ENCODE Junks Evolutionary Concept
For several decades, biochemists thought a vast proportion of most organisms’ genomes consisted of junk—DNA sequences that once had value but decayed into nonfunctional elements as a result of undirected biochemical processes and random chemical and physical events. Accordingly, junk DNA was thought to accumulate in genomes over time.
Evolutionary biologists have considered the existence of junk DNA as one of the most potent evidences for biological evolution. Skeptics ask, “Why would a Creator purposely introduce nonfunctional DNA at the same location in the genomes of different, though seemingly related, organisms?”
Studies over the past decade provide a response to this question—one that evolutionists did not expect: junk DNA possesses function.1 The ENCODE (the Encyclopedia Of DNA Elements) Project has affirmed this revolutionary insight.
Initial results of the ENCODE Project (reported in 20072) involved a detailed search for every functional element contained in a one-percent sample segment of the human genome. This cursory glimpse into the human genome indicated that a significant proportion of so-called junk DNA actually plays a key role in regulating gene expression.
The success of ENCODE’s pilot phase justified the second stage of the project. This phase cost around $130 million and involved some 450 researchers from around the world. The team performed over 1,650 experiments that examined the gene expression in nearly 150 different types of human cells.
Based on the second stage of the work, the ENCODE Project Consortium reports that a staggering 80 percent of the human genome consists of functional elements.3 And with the third phase of the project now underway, that number may well increase.

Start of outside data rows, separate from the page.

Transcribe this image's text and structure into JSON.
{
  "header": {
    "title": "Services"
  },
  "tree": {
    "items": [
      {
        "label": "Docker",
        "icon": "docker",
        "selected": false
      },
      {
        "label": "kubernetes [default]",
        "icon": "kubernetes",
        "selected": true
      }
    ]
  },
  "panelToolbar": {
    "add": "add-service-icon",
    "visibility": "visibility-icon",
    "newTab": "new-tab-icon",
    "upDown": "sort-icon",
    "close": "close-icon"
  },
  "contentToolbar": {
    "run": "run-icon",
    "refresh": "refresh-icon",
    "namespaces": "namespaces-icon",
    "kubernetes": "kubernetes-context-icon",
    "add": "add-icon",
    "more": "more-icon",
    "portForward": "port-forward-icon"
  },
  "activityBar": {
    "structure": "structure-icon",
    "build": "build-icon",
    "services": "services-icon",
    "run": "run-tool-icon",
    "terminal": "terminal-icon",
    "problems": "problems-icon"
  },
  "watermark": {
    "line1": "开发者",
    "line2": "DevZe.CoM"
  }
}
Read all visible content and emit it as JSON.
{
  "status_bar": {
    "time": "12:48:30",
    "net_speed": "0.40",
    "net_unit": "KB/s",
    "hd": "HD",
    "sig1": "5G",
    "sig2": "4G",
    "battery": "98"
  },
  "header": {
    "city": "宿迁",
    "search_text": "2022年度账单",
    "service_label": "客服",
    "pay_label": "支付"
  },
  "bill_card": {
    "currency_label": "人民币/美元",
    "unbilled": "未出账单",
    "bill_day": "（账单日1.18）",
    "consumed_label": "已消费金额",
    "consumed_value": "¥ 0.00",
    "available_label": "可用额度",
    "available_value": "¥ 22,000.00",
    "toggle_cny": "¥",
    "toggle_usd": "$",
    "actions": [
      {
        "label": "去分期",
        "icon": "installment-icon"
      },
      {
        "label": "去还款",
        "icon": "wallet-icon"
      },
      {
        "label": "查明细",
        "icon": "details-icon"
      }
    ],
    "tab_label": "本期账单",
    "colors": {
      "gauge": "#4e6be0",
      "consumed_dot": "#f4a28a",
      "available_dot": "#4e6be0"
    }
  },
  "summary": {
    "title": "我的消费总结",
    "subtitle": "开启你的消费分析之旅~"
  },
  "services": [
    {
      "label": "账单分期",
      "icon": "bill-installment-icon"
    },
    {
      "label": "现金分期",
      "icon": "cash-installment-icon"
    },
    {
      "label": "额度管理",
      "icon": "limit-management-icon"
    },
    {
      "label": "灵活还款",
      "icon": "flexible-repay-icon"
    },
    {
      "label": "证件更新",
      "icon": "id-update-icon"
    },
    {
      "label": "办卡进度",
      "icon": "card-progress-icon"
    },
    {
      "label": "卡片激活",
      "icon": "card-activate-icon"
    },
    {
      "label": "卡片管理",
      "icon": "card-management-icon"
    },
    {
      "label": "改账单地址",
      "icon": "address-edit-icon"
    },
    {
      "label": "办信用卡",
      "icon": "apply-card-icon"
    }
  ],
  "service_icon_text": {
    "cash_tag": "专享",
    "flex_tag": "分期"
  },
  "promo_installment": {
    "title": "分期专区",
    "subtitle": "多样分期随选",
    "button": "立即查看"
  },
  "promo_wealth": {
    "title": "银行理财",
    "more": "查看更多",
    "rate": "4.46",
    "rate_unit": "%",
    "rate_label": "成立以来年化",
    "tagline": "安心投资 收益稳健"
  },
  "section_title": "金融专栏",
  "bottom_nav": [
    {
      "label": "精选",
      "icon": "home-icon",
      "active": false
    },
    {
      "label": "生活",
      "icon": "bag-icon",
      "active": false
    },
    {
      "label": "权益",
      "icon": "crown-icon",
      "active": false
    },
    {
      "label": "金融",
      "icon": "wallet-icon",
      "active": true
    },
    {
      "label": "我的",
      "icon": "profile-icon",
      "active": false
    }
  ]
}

The ENCODE Project has radically altered scientists’ view of the human genome. It can no longer be considered a vast waste pile of junk, but rather an elegant system that displays sophistication in its architecture and operation, far beyond what most evolutionary biologists ever imagined.
References:
1. For example see Fazale Rana, The Cell’s Design (Grand Rapids, MI: Baker, 2009), 255–61.
2. The ENCODE Project Consortium, “Identification and Analysis of Functional Elements in 1% of the Human Genome by the ENCODE Pilot Project,” Nature 447 (June 14, 2007): 799–816.
3. The ENCODE Project Consortium, “An Integrated Encyclopedia of DNA Elements in the Human Genome,” Nature 489 (September 6, 2012): 57–74.